2020-04-13
If you use GNU Grep on text files, use the -a (--text) option
Today, I happened to notice that one of my email log scanning scripts
wasn't reporting on a log entry that I knew was there (because another,
related script was reporting it). My log scanning script starts out with
a grep
to filter out some things I don't want to include:
grep -hv 'a specific pattern' "$@" | exigrep '...' | [...]
I had all sorts of paranoid thoughts about whether I had misunderstood
exactly what the -v option did, or if exigrep
was doing something peculiar, and so on. But eventually I ran the
grep
itself alone on the file, piped to less
, and jumped to the
end in less
because I happened to know that the missing entry was
relatively late in the file. What I was expecting to happen is that
the grep
output would just stop at some point. What I actually
found was simple:
2020-04-13 16:07:06 H=(111iu.com) [223.165.241.9] [...] 2020-04-13 16:07:07 unexpected disconnection [...] Binary file /var/log/exim4/mainlog matches
Ah. Yes. How helpful. While reading along in what it had up until then thought was a text file, GNU Grep encountered some funny characters (in a DKIM signature information line, as it happened) and decided that the file was actually binary and so it wouldn't report anything more for the rest of the file than that final line.

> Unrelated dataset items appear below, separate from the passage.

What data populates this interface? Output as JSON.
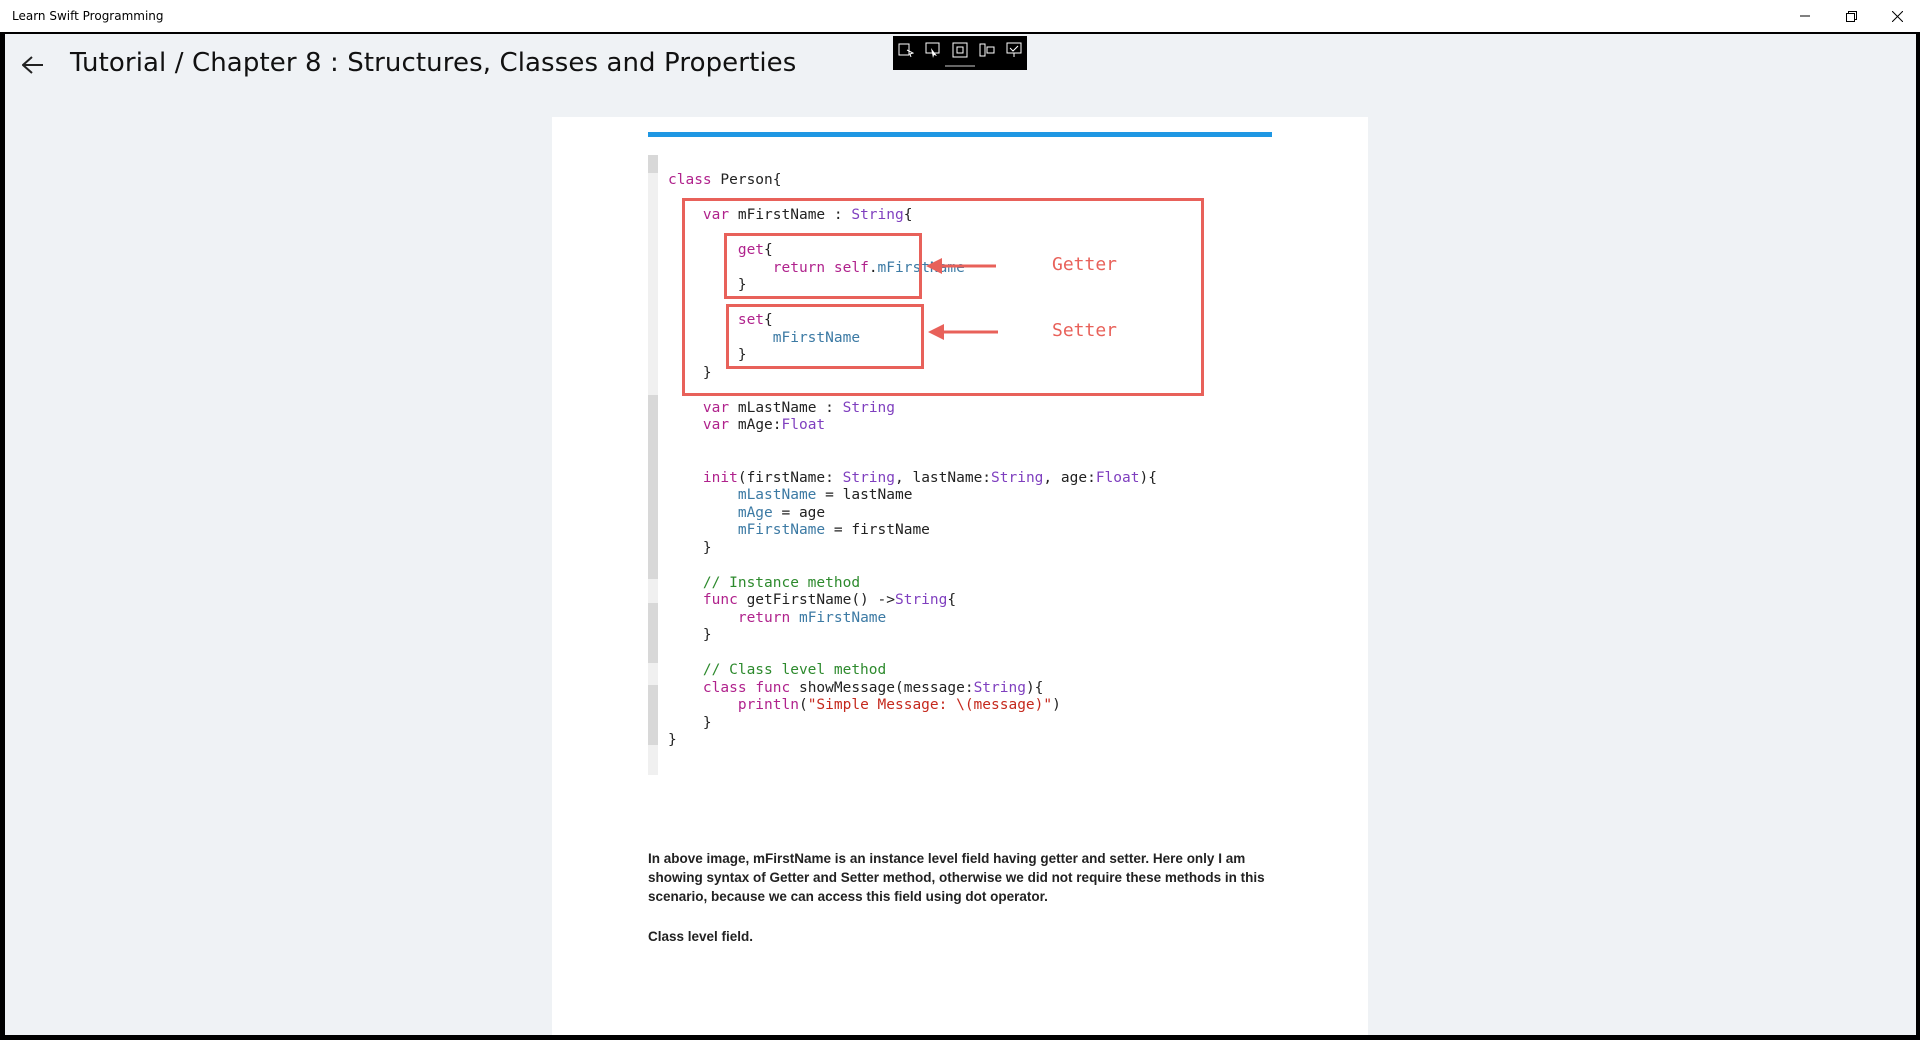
{
  "window": {
    "title": "Learn Swift Programming",
    "controls": [
      "minimize-icon",
      "restore-icon",
      "close-icon"
    ]
  },
  "header": {
    "back_icon": "arrow-left-icon",
    "title": "Tutorial / Chapter 8 :  Structures, Classes and Properties"
  },
  "floating_toolbar": {
    "icons": [
      "select-icon",
      "pointer-icon",
      "frame-icon",
      "inspect-icon",
      "track-icon"
    ]
  },
  "code_image": {
    "lines": [
      "class Person{",
      "",
      "    var mFirstName : String{",
      "",
      "        get{",
      "            return self.mFirstName",
      "        }",
      "",
      "        set{",
      "            mFirstName",
      "        }",
      "    }",
      "",
      "    var mLastName : String",
      "    var mAge:Float",
      "",
      "",
      "    init(firstName: String, lastName:String, age:Float){",
      "        mLastName = lastName",
      "        mAge = age",
      "        mFirstName = firstName",
      "    }",
      "",
      "    // Instance method",
      "    func getFirstName() ->String{",
      "        return mFirstName",
      "    }",
      "",
      "    // Class level method",
      "    class func showMessage(message:String){",
      "        println(\"Simple Message: \\(message)\")",
      "    }",
      "}"
    ],
    "annotations": {
      "getter": "Getter",
      "setter": "Setter"
    },
    "accent_color": "#e8615a"
  },
  "content": {
    "paragraph": "In above image, mFirstName is an instance level field having getter and setter. Here only I am showing syntax of Getter and Setter method, otherwise we did not require these methods in this scenario, because we can access this field using dot operator.",
    "subheading": "Class level field."
  },
  "colors": {
    "app_background": "#eff2f5",
    "top_bar_accent": "#1f97e3"
  }
}
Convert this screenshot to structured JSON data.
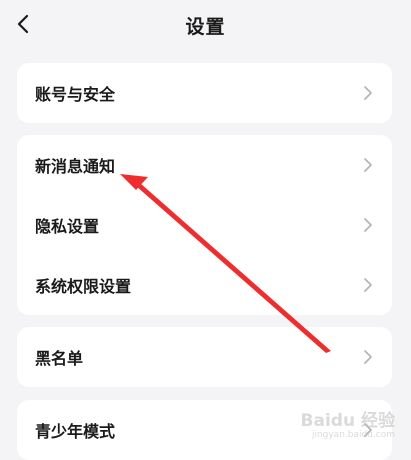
{
  "header": {
    "title": "设置",
    "back_icon": "chevron-left-icon"
  },
  "groups": [
    {
      "items": [
        {
          "label": "账号与安全"
        }
      ]
    },
    {
      "items": [
        {
          "label": "新消息通知"
        },
        {
          "label": "隐私设置"
        },
        {
          "label": "系统权限设置"
        }
      ]
    },
    {
      "items": [
        {
          "label": "黑名单"
        }
      ]
    },
    {
      "items": [
        {
          "label": "青少年模式"
        }
      ]
    }
  ],
  "annotation": {
    "arrow_color": "#ee2e2e",
    "points_to": "新消息通知"
  },
  "watermark": {
    "brand": "Baidu 经验",
    "url": "jingyan.baidu.com"
  },
  "colors": {
    "background": "#f4f4f6",
    "card": "#ffffff",
    "text": "#1a1a1a",
    "chevron": "#b5b5b5"
  }
}
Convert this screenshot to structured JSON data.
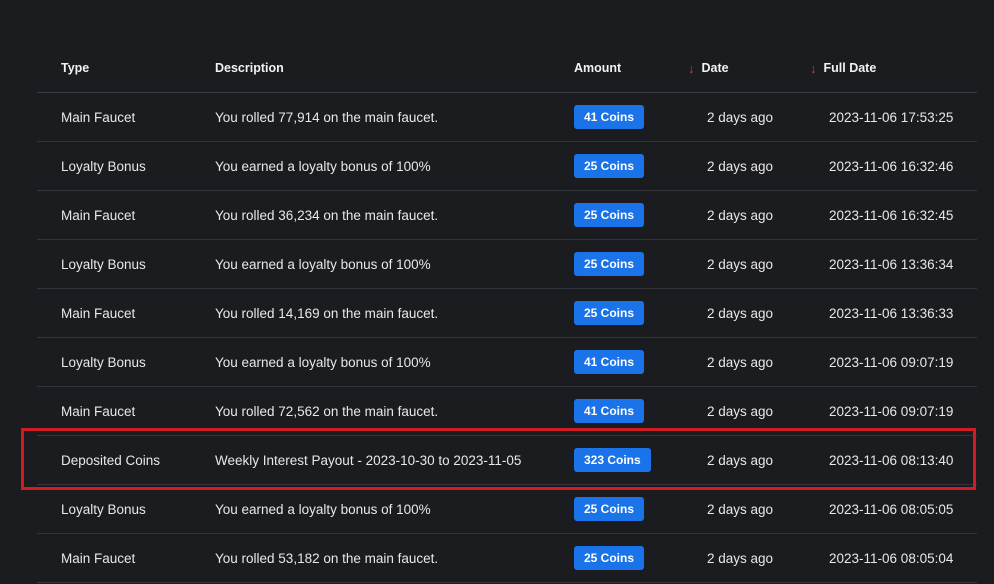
{
  "columns": {
    "type": "Type",
    "description": "Description",
    "amount": "Amount",
    "date": "Date",
    "full_date": "Full Date"
  },
  "sort_icon": "arrow-down-icon",
  "sort_color": "#d1334a",
  "badge_color": "#1a73e8",
  "highlight_color": "#d21c23",
  "highlighted_row_index": 7,
  "rows": [
    {
      "type": "Main Faucet",
      "description": "You rolled 77,914 on the main faucet.",
      "amount": "41 Coins",
      "date": "2 days ago",
      "full_date": "2023-11-06 17:53:25"
    },
    {
      "type": "Loyalty Bonus",
      "description": "You earned a loyalty bonus of 100%",
      "amount": "25 Coins",
      "date": "2 days ago",
      "full_date": "2023-11-06 16:32:46"
    },
    {
      "type": "Main Faucet",
      "description": "You rolled 36,234 on the main faucet.",
      "amount": "25 Coins",
      "date": "2 days ago",
      "full_date": "2023-11-06 16:32:45"
    },
    {
      "type": "Loyalty Bonus",
      "description": "You earned a loyalty bonus of 100%",
      "amount": "25 Coins",
      "date": "2 days ago",
      "full_date": "2023-11-06 13:36:34"
    },
    {
      "type": "Main Faucet",
      "description": "You rolled 14,169 on the main faucet.",
      "amount": "25 Coins",
      "date": "2 days ago",
      "full_date": "2023-11-06 13:36:33"
    },
    {
      "type": "Loyalty Bonus",
      "description": "You earned a loyalty bonus of 100%",
      "amount": "41 Coins",
      "date": "2 days ago",
      "full_date": "2023-11-06 09:07:19"
    },
    {
      "type": "Main Faucet",
      "description": "You rolled 72,562 on the main faucet.",
      "amount": "41 Coins",
      "date": "2 days ago",
      "full_date": "2023-11-06 09:07:19"
    },
    {
      "type": "Deposited Coins",
      "description": "Weekly Interest Payout - 2023-10-30 to 2023-11-05",
      "amount": "323 Coins",
      "date": "2 days ago",
      "full_date": "2023-11-06 08:13:40"
    },
    {
      "type": "Loyalty Bonus",
      "description": "You earned a loyalty bonus of 100%",
      "amount": "25 Coins",
      "date": "2 days ago",
      "full_date": "2023-11-06 08:05:05"
    },
    {
      "type": "Main Faucet",
      "description": "You rolled 53,182 on the main faucet.",
      "amount": "25 Coins",
      "date": "2 days ago",
      "full_date": "2023-11-06 08:05:04"
    }
  ]
}
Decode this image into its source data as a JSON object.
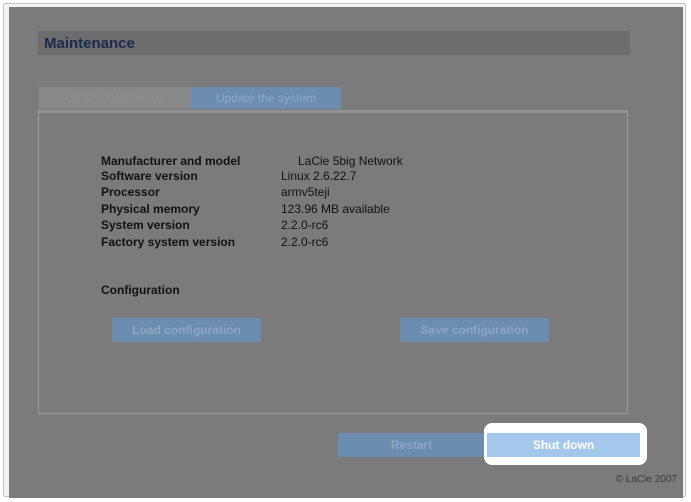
{
  "header": {
    "title": "Maintenance"
  },
  "tabs": [
    {
      "label": "Device information"
    },
    {
      "label": "Update the system"
    }
  ],
  "device_info": [
    {
      "label": "Manufacturer and model",
      "value": "LaCie 5big Network"
    },
    {
      "label": "Software version",
      "value": "Linux 2.6.22.7"
    },
    {
      "label": "Processor",
      "value": "armv5teji"
    },
    {
      "label": "Physical memory",
      "value": "123.96 MB available"
    },
    {
      "label": "System version",
      "value": "2.2.0-rc6"
    },
    {
      "label": "Factory system version",
      "value": "2.2.0-rc6"
    }
  ],
  "configuration": {
    "title": "Configuration",
    "load_label": "Load configuration",
    "save_label": "Save configuration"
  },
  "actions": {
    "restart_label": "Restart",
    "shutdown_label": "Shut down"
  },
  "footer": {
    "copyright": "© LaCie 2007"
  }
}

(This is a different and much more straightforward cause than the time GNU Grep thought some text files were binary because of a filesystem bug combined with its clever tricks.)
I generally like the GNU versions of standard Unix utilities and the things that they've added, but this is not one of them, especially when GNU Grep's output is not going to a terminal. Especially if it starts out initially printing out text lines, it should continue to do so rather than surprise people this way.
The valuable learning experience here is that any time I'm processing
a text file with GNU Grep (which is pretty much all of the time in
my scripts), I should explicitly force it to always treat things as
text. This is unfortunately going to make some scripts more awkward,
because sometimes I have pipelines with several greps involved as text
is filtered and manipulated. Either I spray '-a
' over all of the greps
or I try to figure out what minimal LC_<something> environment
variable will turn this off, or I reach for the gigantic hammer of
'LC_ALL=C
' (as suggested by the GNU Grep manpage).
PS: This is not just a Linux issue because GNU Grep appears on more
than just Linux machines, depending on what you install and what you
add to your path. A FreeBSD machine I have access to uses GNU Grep
as /usr/bin/grep
, for example.